Four doctors practicing in and around that vicinity, including Dr. Gresham, were called as witnesses. Each testified in substance that where the complaint is localized to the outer surface in a given area the practice of probing that area to locate a foreign object is followed by the doctors both in Kingsport and Johnson City, and that this is a proper method of determining the existence there of such foreign substance. There is no evidence that this method is not considered by any experts not to be a proper method. Dr. McNeer and Dr. Reed testified that an "X-ray examination would be the best way" to determine the existence of the foreign substance, but both agree that the method followed by Dr. Gresham "is a proper way". The uncontradicted testimony of the doctors is that the procedure followed by Dr. Gresham is the procedure followed "by many good doctors in this vicinity".
It is seen from that above said that all the testimony which may be considered upon the determinative question is that the course followed by Dr. Gresham was a proper course, and one advocated by many of the doctors in good standing in that vicinity.
*411 In the Floyd case, supra the holding of which was re-affirmed by this Court in Quinley v. Cocke, supra, it is said:
"And in Duckworth v. Bennett, supra [320 Pa. 47, 181 A. 558], the supreme court of Pennsylvania said: `Where competent medical authority is divided, a physician will not be held responsible if, in the exercise of his judgment, he followed a course of treatment advocated by a considerable number of his professional brethren in good standing in his community. * * * A physician is required to exercise only such reasonable skill and diligence as is ordinarily exercised in his profession'.
"And in Boyce v. Brown, supra (51 Ariz. 416, 77 P.2d , 457), the supreme court of Arizona said: `The testimony of other physicians that they would have followed a different course of treatment than that followed by the defendant is not sufficient to establish malpractice unless it also appears that the course of treatment followed deviated from one of the methods of treatment approved by the standard in that community'." 26 Tenn.App. at pages 167-168, 168 S.W.2d at page 608.
Applying the above stated rule to which this Court is committed to the undisputed testimony in this case it must necessarily be concluded, in our opinion, that there is no substantial evidence in this record to support the jury's verdict finding Dr. Gresham guilty of malpractice.

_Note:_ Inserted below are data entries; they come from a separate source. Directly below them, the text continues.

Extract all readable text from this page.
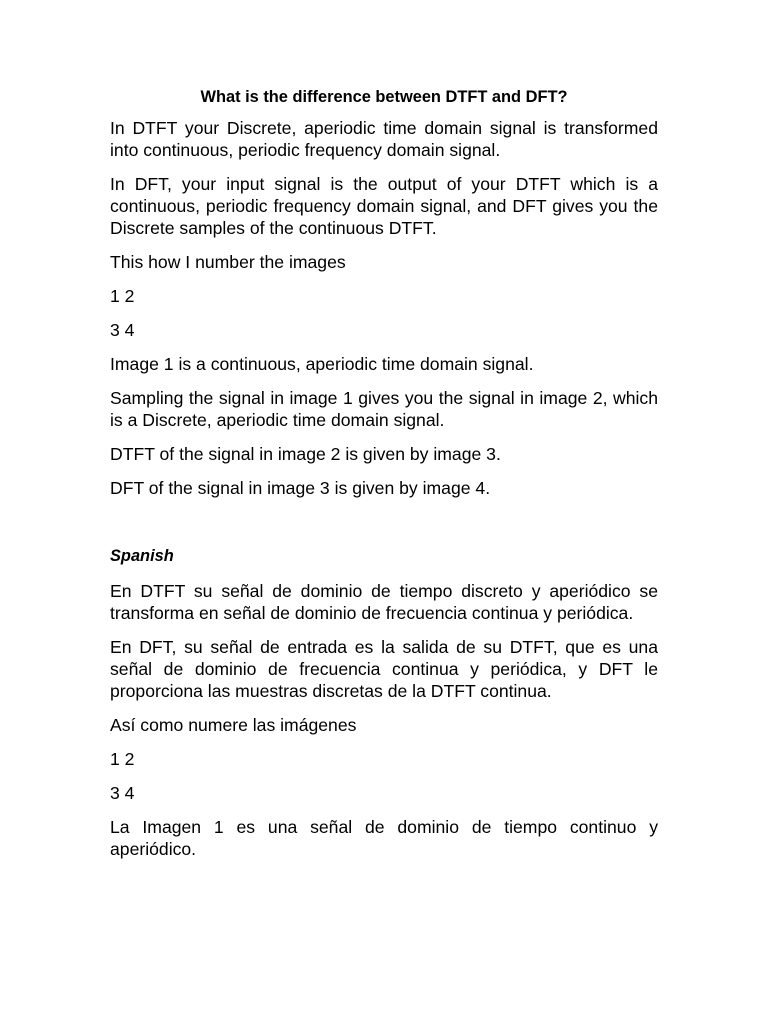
What is the difference between DTFT and DFT?

In DTFT your Discrete, aperiodic time domain signal is transformed into continuous, periodic frequency domain signal.

In DFT, your input signal is the output of your DTFT which is a continuous, periodic frequency domain signal, and DFT gives you the Discrete samples of the continuous DTFT.

This how I number the images

1 2

3 4

Image 1 is a continuous, aperiodic time domain signal.

Sampling the signal in image 1 gives you the signal in image 2, which is a Discrete, aperiodic time domain signal.

DTFT of the signal in image 2 is given by image 3.

DFT of the signal in image 3 is given by image 4.

Spanish

En DTFT su señal de dominio de tiempo discreto y aperiódico se transforma en señal de dominio de frecuencia continua y periódica.

En DFT, su señal de entrada es la salida de su DTFT, que es una señal de dominio de frecuencia continua y periódica, y DFT le proporciona las muestras discretas de la DTFT continua.

Así como numere las imágenes

1 2

3 4

La Imagen 1 es una señal de dominio de tiempo continuo y aperiódico.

Haskins v. Howard, 159 Tenn. 86, 16 S.W.2d 20, 21, to which reference is made in the opinion of the Court of Appeals, was a case in which the doctor operated for a tumor' although "he was `apprehensive' of pregnancy at the time he operated". There was much expert evidence to the effect that an operation under such conditions is very dangerous, and is not done unless "it is absolutely necessary". There was no immediate necessity for the operation which was fraught with so much danger, and, hence, according to expert testimony, was not regarded as a proper practice in the situation there prevailing. We have no such situation as that in this case, nor any expert testimony to the same effect. Notwithstanding our deference for the opinion of the learned Court of Appeals, we are compelled to the conclusion that the Haskins v. Howard case is not point.
The judgment of the Court of Appeals and of the Circuit Court will be reversed. The motion of Dr. Gresham for a directed verdict will be sustained and the suit dismissed with all cost adjudged against Mrs. Ford. The cause will be remanded for the entry of such an order.